The Level 1 control for API composition and mixing uniformity in a feeding-blending system in the Purdue pilot plant.

The pharmaceutical continuous manufacturing processes will depend on the regulatory control systems to maintain production with consistent quality. However, changes made to the PAT sensor system and the natural degradation over time of the equipment may cause some controllers and process to suffer in performance (Hoo and Piovoso, 2003). Although the pioneering work on control performance monitoring was first reported almost three decades ago (Qin, 1998), and there are also many commercial services and products available (Bauer, 2016), e.g., the Emerson DeltaV Tune and the Honeywell Loop Scout^®, the development of specific metrics and analysis methods with process knowledge and experience in certain unit operations still remain unresolved technical challenges (Jelali, 2013). In particular in the development of control performance monitoring and continuous improvement strategies in control systems for the emerging pharmaceutical continuous manufacturing, several research questions and regulatory concerns are to be explored as indicated in the proposed systematic framework.

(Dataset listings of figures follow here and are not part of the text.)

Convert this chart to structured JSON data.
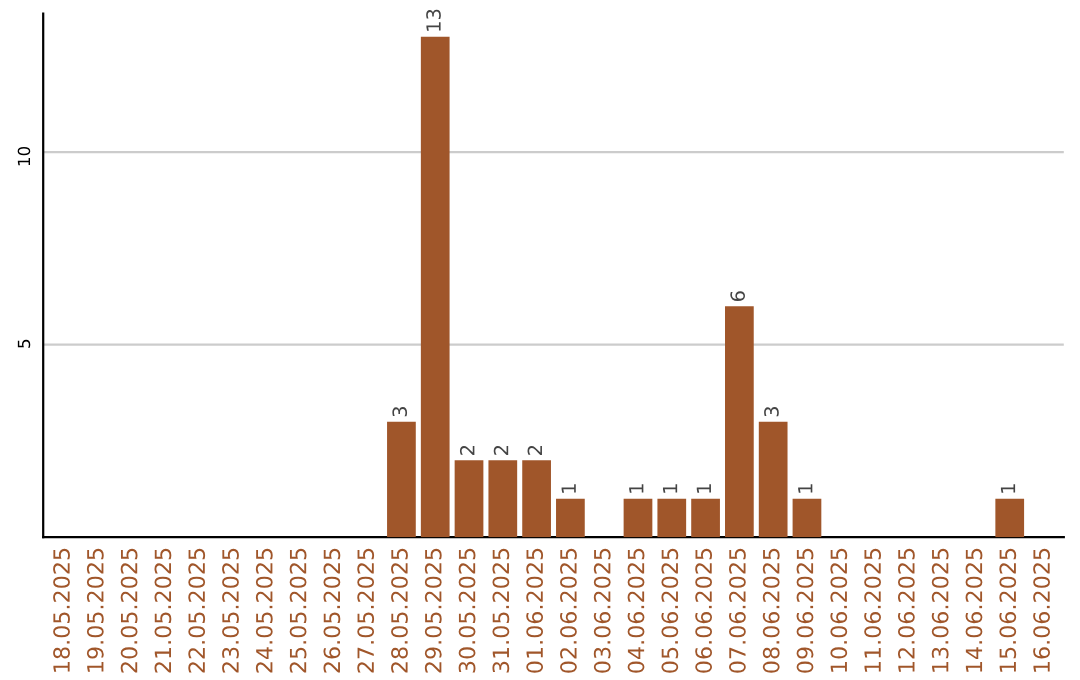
{
  "chart_data": {
    "type": "bar",
    "categories": [
      "18.05.2025",
      "19.05.2025",
      "20.05.2025",
      "21.05.2025",
      "22.05.2025",
      "23.05.2025",
      "24.05.2025",
      "25.05.2025",
      "26.05.2025",
      "27.05.2025",
      "28.05.2025",
      "29.05.2025",
      "30.05.2025",
      "31.05.2025",
      "01.06.2025",
      "02.06.2025",
      "03.06.2025",
      "04.06.2025",
      "05.06.2025",
      "06.06.2025",
      "07.06.2025",
      "08.06.2025",
      "09.06.2025",
      "10.06.2025",
      "11.06.2025",
      "12.06.2025",
      "13.06.2025",
      "14.06.2025",
      "15.06.2025",
      "16.06.2025"
    ],
    "values": [
      0,
      0,
      0,
      0,
      0,
      0,
      0,
      0,
      0,
      0,
      3,
      13,
      2,
      2,
      2,
      1,
      0,
      1,
      1,
      1,
      6,
      3,
      1,
      0,
      0,
      0,
      0,
      0,
      1,
      0
    ],
    "value_labels": [
      null,
      null,
      null,
      null,
      null,
      null,
      null,
      null,
      null,
      null,
      "3",
      "13",
      "2",
      "2",
      "2",
      "1",
      null,
      "1",
      "1",
      "1",
      "6",
      "3",
      "1",
      null,
      null,
      null,
      null,
      null,
      "1",
      null
    ],
    "color": "#a0562a",
    "ylim": [
      0,
      13.6
    ],
    "yticks": [
      5,
      10
    ],
    "grid": "y"
  }
}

5. Conclusions and future work

A systematic framework for a fault-tolerant control system design in continuous manufacturing processes has been proposed to evaluate each step of the control system development with resilience and risk analysis. The proposed hierarchical three-level control design approach has been applied to a feeding-blending system using a SIMULINK dynamic process model. Based on the risk MAP design, potential risks under which the control performance may deteriorate were also taken into account in evaluating the three-level control design. The selected Level 1 control with feedback and feedforward PID control loops for the feeding-blending system was demonstrated to have promising resilience against common cause errors using simulation studies at the design stage. Subsequently the selected Level 1 control system was implemented into the pharmaceutical continuous manufacturing pilot plant at Purdue University. The control performance evaluation and verification have demonstrated the importance of a systematic risk-based control evaluation to assure product quality in continuous manufacturing processes.

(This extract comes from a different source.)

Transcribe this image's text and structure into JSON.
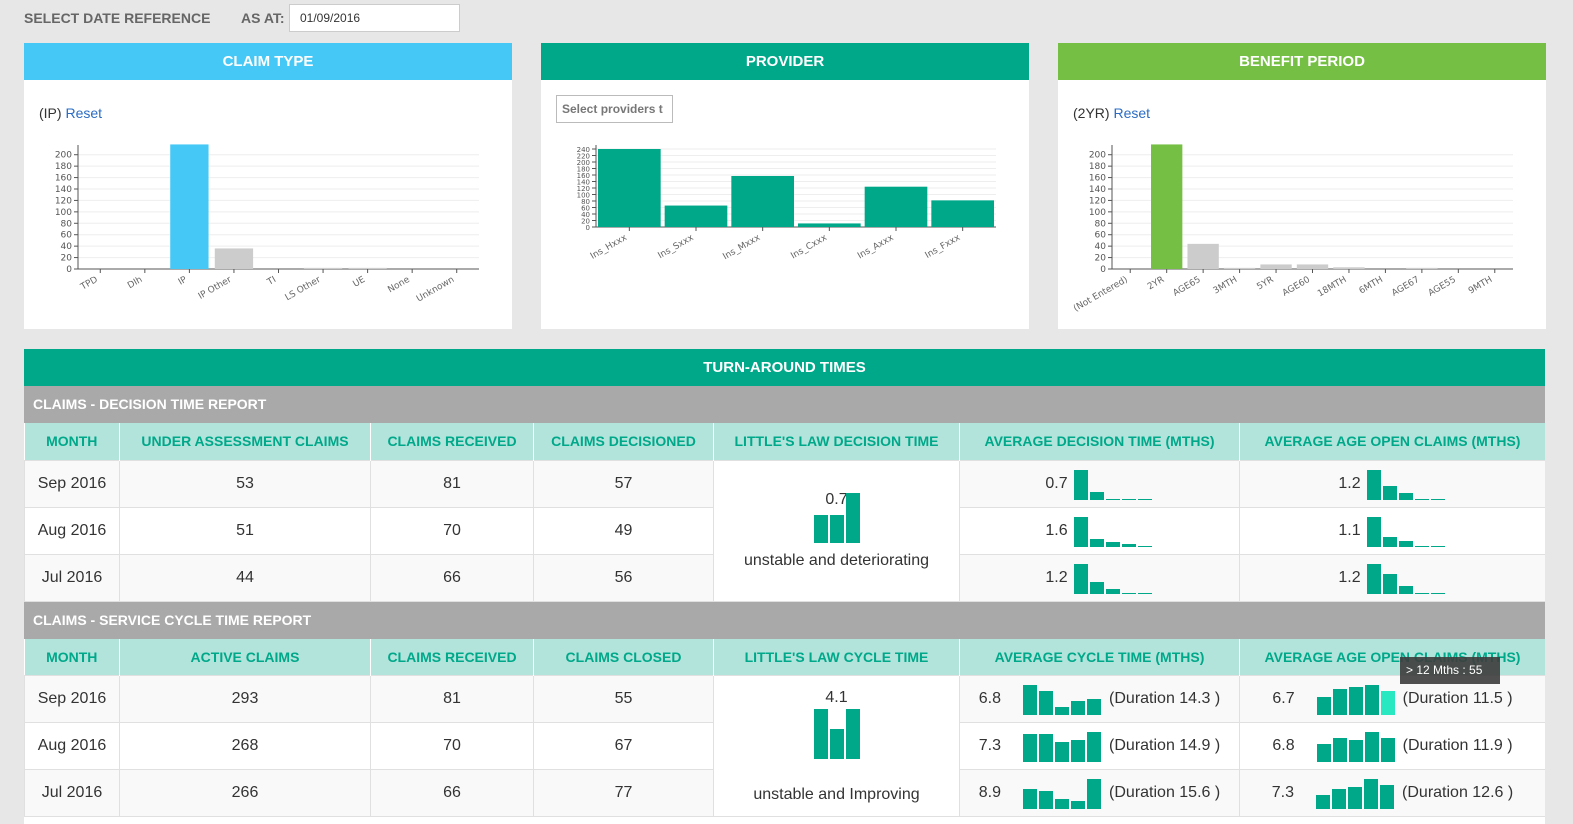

Continuous improvement is pursued in most manufacturing sectors as a consequence of the deeper understanding of the manufacturing system and its components, which naturally develop as manufacturing experience with a product and process are accumulated. Despite its potential, continuous improvement has not been pursued too aggressively in pharmaceutical manufacturing, given the real and perceived regulatory burden of approvals required for changes. Hence, the advent of continuous pharmaceutical manufacturing opens the door to continuous improvement at multiple levels, including predictive maintenance, control performance monitoring, control structure re-organizing, etc., since such improvements can be targeted to achieve tighter tracking of CQA and more robust plant wide control, which will maintain the process within its design operating space. The direct impact is to allow longer continuous runs without forced interruption, reduced frequency and duration of periods during which non-conforming materials are generated and reduced risk that a product lot released may actually include nonconforming material.